Corona Chronicles: Missive 13
Guys, every so often, I sit here and I try to compose my thoughts about something that I've experienced in my life that might be of interest to you. And I'm gonna be honest here. I love having written something. But the thing I hate, hate, hate is writing. Writing is hard. Writing is challenging. Writing forces you to go inside yourself and mine all those brilliant ideas that seemed so scintillating in the shower an hour ago and force them into some coherent form for someone else to consume in a way that truly and emphatically highlights all your shower-born epiphanous genius. And also to be funny, because that is the general nature of our interaction here, in case you haven't noticed.

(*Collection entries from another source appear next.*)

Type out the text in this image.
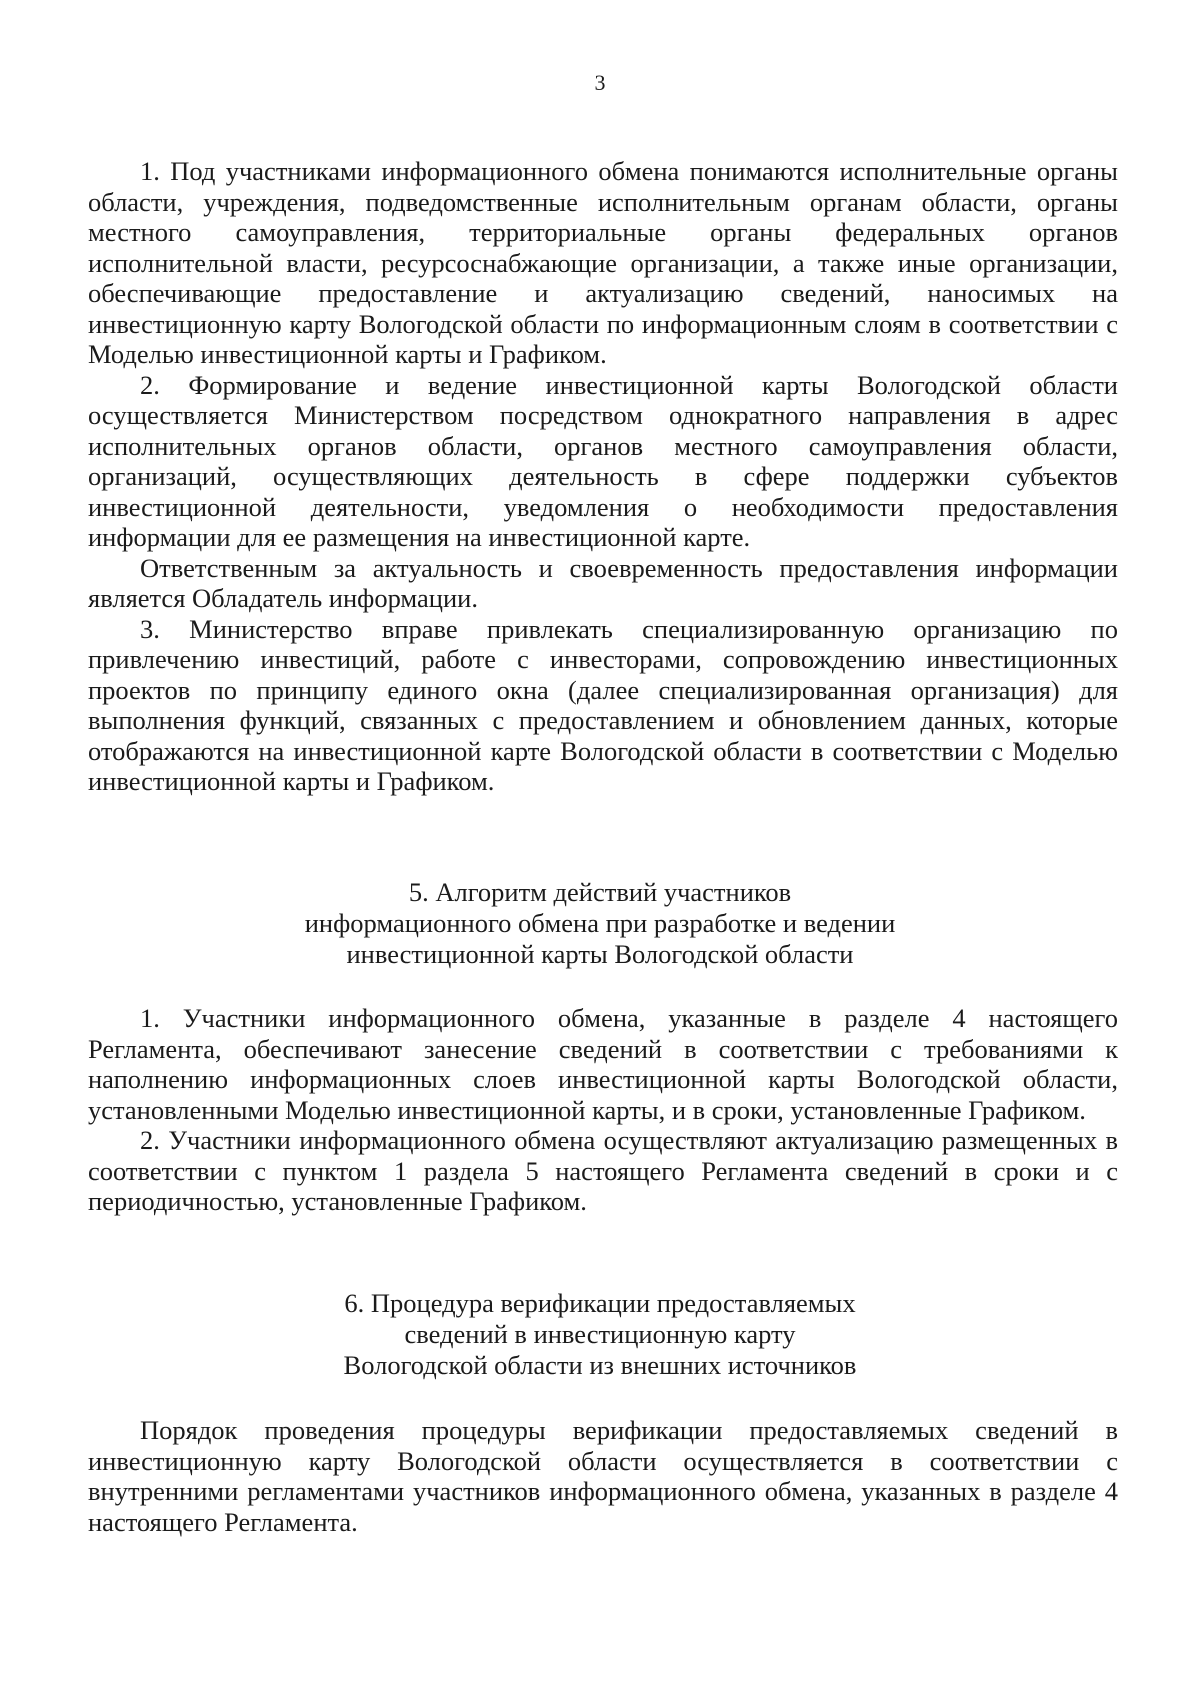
3

1. Под участниками информационного обмена понимаются исполнительные органы области, учреждения, подведомственные исполнительным органам области, органы местного самоуправления, территориальные органы федеральных органов исполнительной власти, ресурсоснабжающие организации, а также иные организации, обеспечивающие предоставление и актуализацию сведений, наносимых на инвестиционную карту Вологодской области по информационным слоям в соответствии с Моделью инвестиционной карты и Графиком.

2. Формирование и ведение инвестиционной карты Вологодской области осуществляется Министерством посредством однократного направления в адрес исполнительных органов области, органов местного самоуправления области, организаций, осуществляющих деятельность в сфере поддержки субъектов инвестиционной деятельности, уведомления о необходимости предоставления информации для ее размещения на инвестиционной карте.

Ответственным за актуальность и своевременность предоставления информации является Обладатель информации.

3. Министерство вправе привлекать специализированную организацию по привлечению инвестиций, работе с инвесторами, сопровождению инвестиционных проектов по принципу единого окна (далее специализированная организация) для выполнения функций, связанных с предоставлением и обновлением данных, которые отображаются на инвестиционной карте Вологодской области в соответствии с Моделью инвестиционной карты и Графиком.

5. Алгоритм действий участников
информационного обмена при разработке и ведении
инвестиционной карты Вологодской области

1. Участники информационного обмена, указанные в разделе 4 настоящего Регламента, обеспечивают занесение сведений в соответствии с требованиями к наполнению информационных слоев инвестиционной карты Вологодской области, установленными Моделью инвестиционной карты, и в сроки, установленные Графиком.

2. Участники информационного обмена осуществляют актуализацию размещенных в соответствии с пунктом 1 раздела 5 настоящего Регламента сведений в сроки и с периодичностью, установленные Графиком.

6. Процедура верификации предоставляемых
сведений в инвестиционную карту
Вологодской области из внешних источников

Порядок проведения процедуры верификации предоставляемых сведений в инвестиционную карту Вологодской области осуществляется в соответствии с внутренними регламентами участников информационного обмена, указанных в разделе 4 настоящего Регламента.
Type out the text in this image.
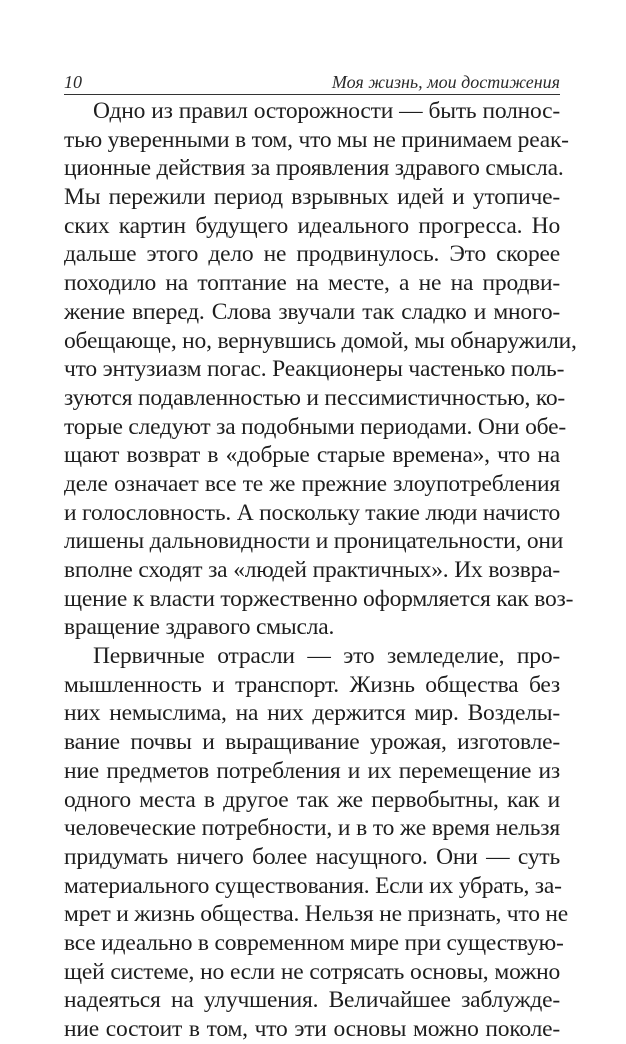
10	Моя жизнь, мои достижения
Одно из правил осторожности — быть полнос-
тью уверенными в том, что мы не принимаем реак-
ционные действия за проявления здравого смысла.
Мы пережили период взрывных идей и утопиче-
ских картин будущего идеального прогресса. Но
дальше этого дело не продвинулось. Это скорее
походило на топтание на месте, а не на продви-
жение вперед. Слова звучали так сладко и много-
обещающе, но, вернувшись домой, мы обнаружили,
что энтузиазм погас. Реакционеры частенько поль-
зуются подавленностью и пессимистичностью, ко-
торые следуют за подобными периодами. Они обе-
щают возврат в «добрые старые времена», что на
деле означает все те же прежние злоупотребления
и голословность. А поскольку такие люди начисто
лишены дальновидности и проницательности, они
вполне сходят за «людей практичных». Их возвра-
щение к власти торжественно оформляется как воз-
вращение здравого смысла.
Первичные отрасли — это земледелие, про-
мышленность и транспорт. Жизнь общества без
них немыслима, на них держится мир. Возделы-
вание почвы и выращивание урожая, изготовле-
ние предметов потребления и их перемещение из
одного места в другое так же первобытны, как и
человеческие потребности, и в то же время нельзя
придумать ничего более насущного. Они — суть
материального существования. Если их убрать, за-
мрет и жизнь общества. Нельзя не признать, что не
все идеально в современном мире при существую-
щей системе, но если не сотрясать основы, можно
надеяться на улучшения. Величайшее заблужде-
ние состоит в том, что эти основы можно поколе-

But man, sitting down and actually putting pen to paper (which I often do), or fingers to keyboard? So, so hard. And there are literally a million-I mean that, LITERALLY ONE MILLION-things keeping you from doing that thing which you wish you would have already done, but cannot possibly do right now. My current favorite: psyching myself out that the thing I was just going to write about is no longer relevant and therefore should not be written about at all, saving myself the trouble. I was actually just talking myself out of writing a non-traditional cover letter for an assignment I really wanted, mentioning to myself that since I saw the posting a few days ago, I was already too late to bother writing it, when a louder voice in my head had these words of wisdom to share:
"No, Genius, that is not a good idea! How 'bout you do the writing first before you convince yourself that the reasons for writing it are not any good? Then you will have the writing done so that you have something real to throw in the garbage at the end."
"Well that seems unnecessarily sarcastic." (This being Voice One in my head.)
Voice Two: "Listen, 'wah, wah, writing is hard.' Everyone knows that it's hard! But you sit your tushy in a chair and you put words down and you keep writing even if every idea seems like crap as you are writing it. And then you go back and you revise and revise and rewrite and revise. And then you cut out that section that seemed like the only glimmer of radiance in the whole thing because you realize it makes no sense, and you play with the words and you punch up the tone and you fix the grammatical errors and you add a whole new paragraph that perfectly ties together those two points you were trying to make and you spell check one last time because you clearly meant to type "luck" and not that other word. And then you crumple the whole thing up in a murderous rage and go get a drink (of Diet Coke, very important) and then you come back and lovingly smooth out the wrinkles because as you read it once more you think, "by George, I think I've got it!" But the truth is, by then, you're so far in you don't know what you've written anymore, and so gingerly, clutching your pride in your hands like a tattered old cap, you show it to a friend or a sympathetic spouse, who comments with, "yeah, that was really funny," or, my personal favorite, "lol," and you nonchalantly shrug and say, "yeah, I just jotted down some thoughts the other day," while inside, your soul shimmers with joy at the glorious wonder of having your genius finally recognized. And you bounce along for a few days on the effervescent euphoria of having written something that you can admit to yourself is pretty great...until you realize that your next deadline is coming up and now you can think of a brilliant new excuse to conquer all over again. And that is writing. Now go do it."
Voice Two is pretty smart. So I'll leave you with this little note that I just jotted down and go work on that cover letter. Or, don't I need to do the laundry right now?...Just kidding, I'm on it.